Urlaubsseelsorge

Glaubensfragen im Seenland

Brombachsee, Fränkische Seenplatte

Blick auf den Brombachsee, dem größten Stausee im Fränkischen Seenland - und ein beliebtes Ziel für heimische Urlauber.

Bild: Tourismusverband Fränkisches Seenland

Sommerzeit - Ferienzeit. Doch viele Menschen lassen jetzt nicht nur die Seele baumeln, sondern nutzen die freien Wochen auch für Glaubensfragen; ein Blick zur Urlaubsregion "Fränkische Seenplatte".

Eigentlich ist Helmut Müller schon fast vier Jahre im Ruhestand. Doch wenn im Sommer die meisten Menschen das Urlaubsfieber packt, zieht es den 67-Jährigen zurück in den Dienst. Schon zu seiner aktiven Zeit als evangelischer Pfarrer und Dekan hat er in den Sommerwochen als Touristen- und Urlaubsseelsorger gearbeitet. In Markt Oberstdorf etwa oder in Prien am Chiemsee war er. Nun - im Ruhestand - zieht es Müller nicht mehr so weit weg von seinem Wohnort Haundorf (Kreis Ansbach). Zum dritten Mal ist er heuer der Urlaubspfarrer am Brombachsee.

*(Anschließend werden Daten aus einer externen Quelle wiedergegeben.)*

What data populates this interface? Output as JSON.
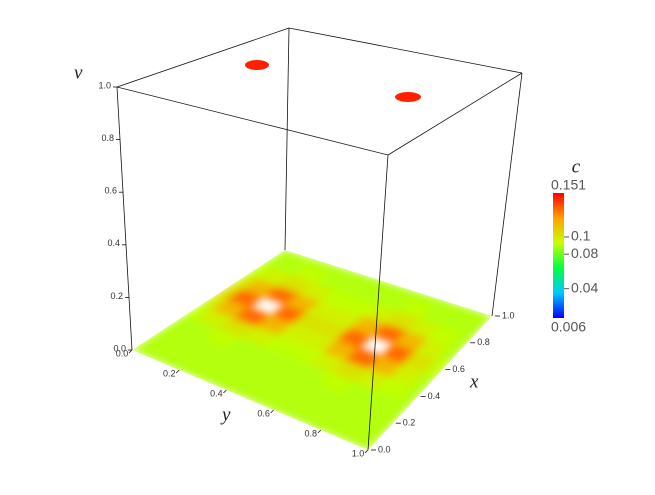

Müller kommt immer im August. Vier Wochen. Immer dann, wenn die mit der Urlaubs- und Touristenseelsorge beauftragten Gemeindepfarrer aus dem Fränkischen Seenland südwestlich von Nürnberg selbst mal in den Urlaub fahren wollen. Der Theologe kommt dann aber nicht, um auch in den Kirchengemeinden Vertretung zu leisten - er kommt vor allem für die Urlauber. "Natürlich kommen zu den Gottesdiensten auch Einheimische", sagt er. Aber sein Hauptauftrag sei es, gerade auch eher kirchenfernen Touristen im Urlaub ein "besonderes Erlebnis mit Kirche" zu ermöglichen.

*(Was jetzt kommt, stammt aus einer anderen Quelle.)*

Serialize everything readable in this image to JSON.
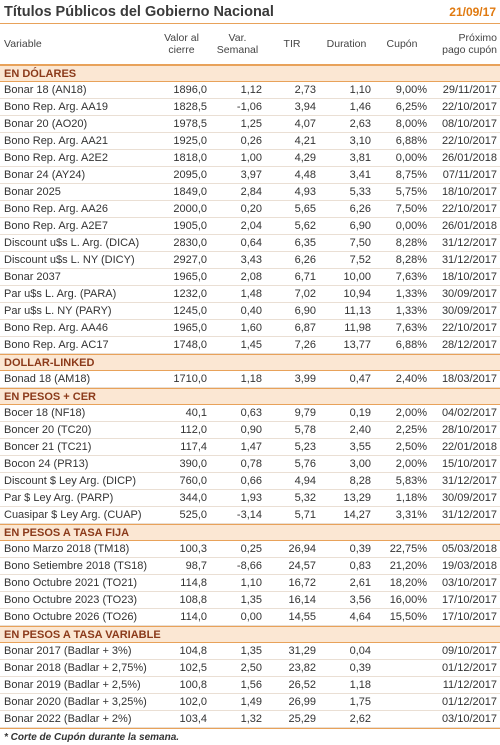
{
  "header": {
    "title": "Títulos Públicos del Gobierno Nacional",
    "date": "21/09/17"
  },
  "columns": [
    "Variable",
    "Valor al\ncierre",
    "Var.\nSemanal",
    "TIR",
    "Duration",
    "Cupón",
    "Próximo\npago cupón"
  ],
  "sections": [
    {
      "name": "EN DÓLARES",
      "rows": [
        [
          "Bonar 18 (AN18)",
          "1896,0",
          "1,12",
          "2,73",
          "1,10",
          "9,00%",
          "29/11/2017"
        ],
        [
          "Bono Rep. Arg. AA19",
          "1828,5",
          "-1,06",
          "3,94",
          "1,46",
          "6,25%",
          "22/10/2017"
        ],
        [
          "Bonar 20 (AO20)",
          "1978,5",
          "1,25",
          "4,07",
          "2,63",
          "8,00%",
          "08/10/2017"
        ],
        [
          "Bono Rep. Arg. AA21",
          "1925,0",
          "0,26",
          "4,21",
          "3,10",
          "6,88%",
          "22/10/2017"
        ],
        [
          "Bono Rep. Arg. A2E2",
          "1818,0",
          "1,00",
          "4,29",
          "3,81",
          "0,00%",
          "26/01/2018"
        ],
        [
          "Bonar 24 (AY24)",
          "2095,0",
          "3,97",
          "4,48",
          "3,41",
          "8,75%",
          "07/11/2017"
        ],
        [
          "Bonar 2025",
          "1849,0",
          "2,84",
          "4,93",
          "5,33",
          "5,75%",
          "18/10/2017"
        ],
        [
          "Bono Rep. Arg. AA26",
          "2000,0",
          "0,20",
          "5,65",
          "6,26",
          "7,50%",
          "22/10/2017"
        ],
        [
          "Bono Rep. Arg. A2E7",
          "1905,0",
          "2,04",
          "5,62",
          "6,90",
          "0,00%",
          "26/01/2018"
        ],
        [
          "Discount u$s L. Arg. (DICA)",
          "2830,0",
          "0,64",
          "6,35",
          "7,50",
          "8,28%",
          "31/12/2017"
        ],
        [
          "Discount u$s L. NY (DICY)",
          "2927,0",
          "3,43",
          "6,26",
          "7,52",
          "8,28%",
          "31/12/2017"
        ],
        [
          "Bonar 2037",
          "1965,0",
          "2,08",
          "6,71",
          "10,00",
          "7,63%",
          "18/10/2017"
        ],
        [
          "Par u$s L. Arg. (PARA)",
          "1232,0",
          "1,48",
          "7,02",
          "10,94",
          "1,33%",
          "30/09/2017"
        ],
        [
          "Par u$s L. NY (PARY)",
          "1245,0",
          "0,40",
          "6,90",
          "11,13",
          "1,33%",
          "30/09/2017"
        ],
        [
          "Bono Rep. Arg. AA46",
          "1965,0",
          "1,60",
          "6,87",
          "11,98",
          "7,63%",
          "22/10/2017"
        ],
        [
          "Bono Rep. Arg. AC17",
          "1748,0",
          "1,45",
          "7,26",
          "13,77",
          "6,88%",
          "28/12/2017"
        ]
      ]
    },
    {
      "name": "DOLLAR-LINKED",
      "rows": [
        [
          "Bonad 18 (AM18)",
          "1710,0",
          "1,18",
          "3,99",
          "0,47",
          "2,40%",
          "18/03/2017"
        ]
      ]
    },
    {
      "name": "EN PESOS + CER",
      "rows": [
        [
          "Bocer 18 (NF18)",
          "40,1",
          "0,63",
          "9,79",
          "0,19",
          "2,00%",
          "04/02/2017"
        ],
        [
          "Boncer 20 (TC20)",
          "112,0",
          "0,90",
          "5,78",
          "2,40",
          "2,25%",
          "28/10/2017"
        ],
        [
          "Boncer 21 (TC21)",
          "117,4",
          "1,47",
          "5,23",
          "3,55",
          "2,50%",
          "22/01/2018"
        ],
        [
          "Bocon 24 (PR13)",
          "390,0",
          "0,78",
          "5,76",
          "3,00",
          "2,00%",
          "15/10/2017"
        ],
        [
          "Discount $ Ley Arg. (DICP)",
          "760,0",
          "0,66",
          "4,94",
          "8,28",
          "5,83%",
          "31/12/2017"
        ],
        [
          "Par $ Ley Arg. (PARP)",
          "344,0",
          "1,93",
          "5,32",
          "13,29",
          "1,18%",
          "30/09/2017"
        ],
        [
          "Cuasipar $ Ley Arg. (CUAP)",
          "525,0",
          "-3,14",
          "5,71",
          "14,27",
          "3,31%",
          "31/12/2017"
        ]
      ]
    },
    {
      "name": "EN PESOS A TASA FIJA",
      "rows": [
        [
          "Bono Marzo 2018 (TM18)",
          "100,3",
          "0,25",
          "26,94",
          "0,39",
          "22,75%",
          "05/03/2018"
        ],
        [
          "Bono Setiembre 2018 (TS18)",
          "98,7",
          "-8,66",
          "24,57",
          "0,83",
          "21,20%",
          "19/03/2018"
        ],
        [
          "Bono Octubre 2021 (TO21)",
          "114,8",
          "1,10",
          "16,72",
          "2,61",
          "18,20%",
          "03/10/2017"
        ],
        [
          "Bono Octubre 2023 (TO23)",
          "108,8",
          "1,35",
          "16,14",
          "3,56",
          "16,00%",
          "17/10/2017"
        ],
        [
          "Bono Octubre 2026 (TO26)",
          "114,0",
          "0,00",
          "14,55",
          "4,64",
          "15,50%",
          "17/10/2017"
        ]
      ]
    },
    {
      "name": "EN PESOS A TASA VARIABLE",
      "rows": [
        [
          "Bonar 2017 (Badlar + 3%)",
          "104,8",
          "1,35",
          "31,29",
          "0,04",
          null,
          "09/10/2017"
        ],
        [
          "Bonar 2018 (Badlar + 2,75%)",
          "102,5",
          "2,50",
          "23,82",
          "0,39",
          null,
          "01/12/2017"
        ],
        [
          "Bonar 2019 (Badlar + 2,5%)",
          "100,8",
          "1,56",
          "26,52",
          "1,18",
          null,
          "11/12/2017"
        ],
        [
          "Bonar 2020 (Badlar + 3,25%)",
          "102,0",
          "1,49",
          "26,99",
          "1,75",
          null,
          "01/12/2017"
        ],
        [
          "Bonar 2022 (Badlar + 2%)",
          "103,4",
          "1,32",
          "25,29",
          "2,62",
          null,
          "03/10/2017"
        ]
      ]
    }
  ],
  "footnote": "* Corte de Cupón durante la semana."
}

"Urlaubsfreundliche Uhrzeiten sind ein Muss"

Predigten von der Kanzel gibt es in den vier Wochen deshalb kaum oder gar nicht von Helmut Müller. Jeden Sonntag um 11 Uhr steht er am Ufer des Kleinen Brombachsees unterhalb von Absberg. "Urlaubsfreundliche Uhrzeiten sind ein Muss", sagt er und lacht. Unter den drei Bäumen am Ufer parkt eine der drei Schäferwagenkirchen des Seenlandes, Bänke laden zum Sitzen ein, viele Familien mit Kindern breiten Decken aus. Die Posaunenchöre aus der Region gestalten den Seegottesdienst mit.

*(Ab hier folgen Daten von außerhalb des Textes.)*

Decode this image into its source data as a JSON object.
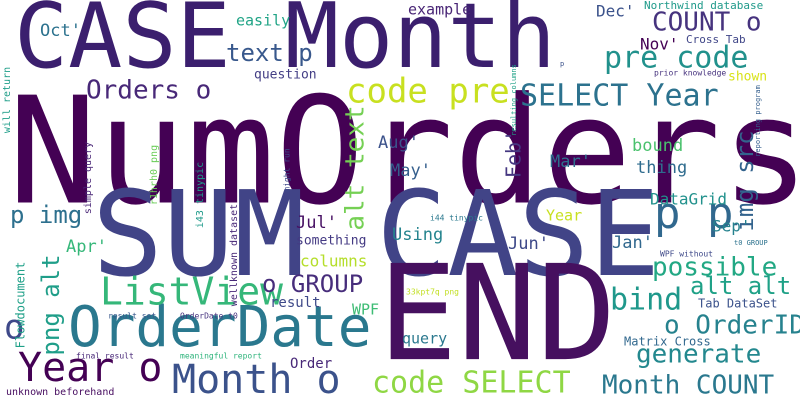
{
  "words": [
    {
      "text": "NumOrders",
      "color": "#440154"
    },
    {
      "text": "CASE Month",
      "color": "#3b1f6e"
    },
    {
      "text": "SUM CASE",
      "color": "#414487"
    },
    {
      "text": "END",
      "color": "#46105f"
    },
    {
      "text": "OrderDate",
      "color": "#2a788e"
    },
    {
      "text": "ListView",
      "color": "#35b779"
    },
    {
      "text": "Month o",
      "color": "#3b528b"
    },
    {
      "text": "Year o",
      "color": "#440154"
    },
    {
      "text": "p p",
      "color": "#31688e"
    },
    {
      "text": "code pre",
      "color": "#c8e020"
    },
    {
      "text": "SELECT Year",
      "color": "#2c728e"
    },
    {
      "text": "pre code",
      "color": "#21918c"
    },
    {
      "text": "COUNT o",
      "color": "#46337e"
    },
    {
      "text": "code SELECT",
      "color": "#8fd744"
    },
    {
      "text": "Month COUNT",
      "color": "#2a788e"
    },
    {
      "text": "generate",
      "color": "#23888e"
    },
    {
      "text": "o OrderID",
      "color": "#26828e"
    },
    {
      "text": "bind",
      "color": "#1f988b"
    },
    {
      "text": "possible",
      "color": "#22a884"
    },
    {
      "text": "alt alt",
      "color": "#1fa187"
    },
    {
      "text": "o GROUP",
      "color": "#472d7b"
    },
    {
      "text": "Orders o",
      "color": "#482878"
    },
    {
      "text": "text p",
      "color": "#38588c"
    },
    {
      "text": "alt text",
      "color": "#75d054"
    },
    {
      "text": "img src",
      "color": "#33638d"
    },
    {
      "text": "p img",
      "color": "#2d708e"
    },
    {
      "text": "png alt",
      "color": "#1f9e89"
    },
    {
      "text": "o",
      "color": "#3e4989"
    },
    {
      "text": "Feb'",
      "color": "#453781"
    },
    {
      "text": "Aug'",
      "color": "#3b528b"
    },
    {
      "text": "May'",
      "color": "#355f8d"
    },
    {
      "text": "Mar'",
      "color": "#2e6e8e"
    },
    {
      "text": "Jul'",
      "color": "#471063"
    },
    {
      "text": "Jun'",
      "color": "#3e4989"
    },
    {
      "text": "Jan'",
      "color": "#31688e"
    },
    {
      "text": "Apr'",
      "color": "#35b779"
    },
    {
      "text": "Oct'",
      "color": "#2c728e"
    },
    {
      "text": "Nov'",
      "color": "#440154"
    },
    {
      "text": "Dec'",
      "color": "#3b528b"
    },
    {
      "text": "Sep'",
      "color": "#26828e"
    },
    {
      "text": "columns",
      "color": "#b5de2b"
    },
    {
      "text": "Using",
      "color": "#25848e"
    },
    {
      "text": "DataGrid",
      "color": "#21918c"
    },
    {
      "text": "thing",
      "color": "#2f6c8e"
    },
    {
      "text": "bound",
      "color": "#4ac16d"
    },
    {
      "text": "example",
      "color": "#482475"
    },
    {
      "text": "easily",
      "color": "#20a486"
    },
    {
      "text": "question",
      "color": "#433e85"
    },
    {
      "text": "something",
      "color": "#443a83"
    },
    {
      "text": "Year",
      "color": "#c8e020"
    },
    {
      "text": "result",
      "color": "#3e4989"
    },
    {
      "text": "WPF",
      "color": "#3dbc74"
    },
    {
      "text": "query",
      "color": "#2a788e"
    },
    {
      "text": "Order",
      "color": "#482878"
    },
    {
      "text": "Flowdocument",
      "color": "#1fa088"
    },
    {
      "text": "shown",
      "color": "#d8e219"
    },
    {
      "text": "Northwind database",
      "color": "#1f9a8a"
    },
    {
      "text": "Cross Tab",
      "color": "#404688"
    },
    {
      "text": "prior knowledge",
      "color": "#46327e"
    },
    {
      "text": "Tab DataSet",
      "color": "#3b528b"
    },
    {
      "text": "Matrix Cross",
      "color": "#31688e"
    },
    {
      "text": "will return",
      "color": "#1f9e89"
    },
    {
      "text": "simple query",
      "color": "#482475"
    },
    {
      "text": "r1hrh0 png",
      "color": "#6ccd5a"
    },
    {
      "text": "i43 tinypic",
      "color": "#1f9a8a"
    },
    {
      "text": "wellknown dataset",
      "color": "#482878"
    },
    {
      "text": "might run",
      "color": "#3e4989"
    },
    {
      "text": "i44 tinypic",
      "color": "#2a788e"
    },
    {
      "text": "WPF without",
      "color": "#3e4989"
    },
    {
      "text": "t0 GROUP",
      "color": "#2c728e"
    },
    {
      "text": "33kpt7q png",
      "color": "#c2df23"
    },
    {
      "text": "result set",
      "color": "#38588c"
    },
    {
      "text": "OrderDate t0",
      "color": "#46337e"
    },
    {
      "text": "final result",
      "color": "#482878"
    },
    {
      "text": "meaningful report",
      "color": "#2fb47c"
    },
    {
      "text": "unknown beforehand",
      "color": "#470d60"
    },
    {
      "text": "resulting columns",
      "color": "#1fa187"
    },
    {
      "text": "reporting program",
      "color": "#355f8d"
    },
    {
      "text": "p",
      "color": "#3b528b"
    }
  ]
}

Nach Angaben der bayerischen evangelischen Landeskirche tun allein in diesem Sommer 79 Pfarrerinnen und Pfarrer solch einen Urlaubsdienst. Für die Kirche sind solche niederschwelligen Angebote wichtig. "Wenn ich am Abend eine kurze Andacht beim Minigolfplatz halte, dann hören eben auch Leute zu, die mit Kirche sonst nichts am Hut haben", erläutert Helmut Müller. Das müsse dann theologisch gar nicht tiefschürfend sein, was er erzähle: "Das kann auch mal ein kurzes Gedicht als Impuls sein." Dies könne das "in jedem vorhandene " religiöse Interesse wecken.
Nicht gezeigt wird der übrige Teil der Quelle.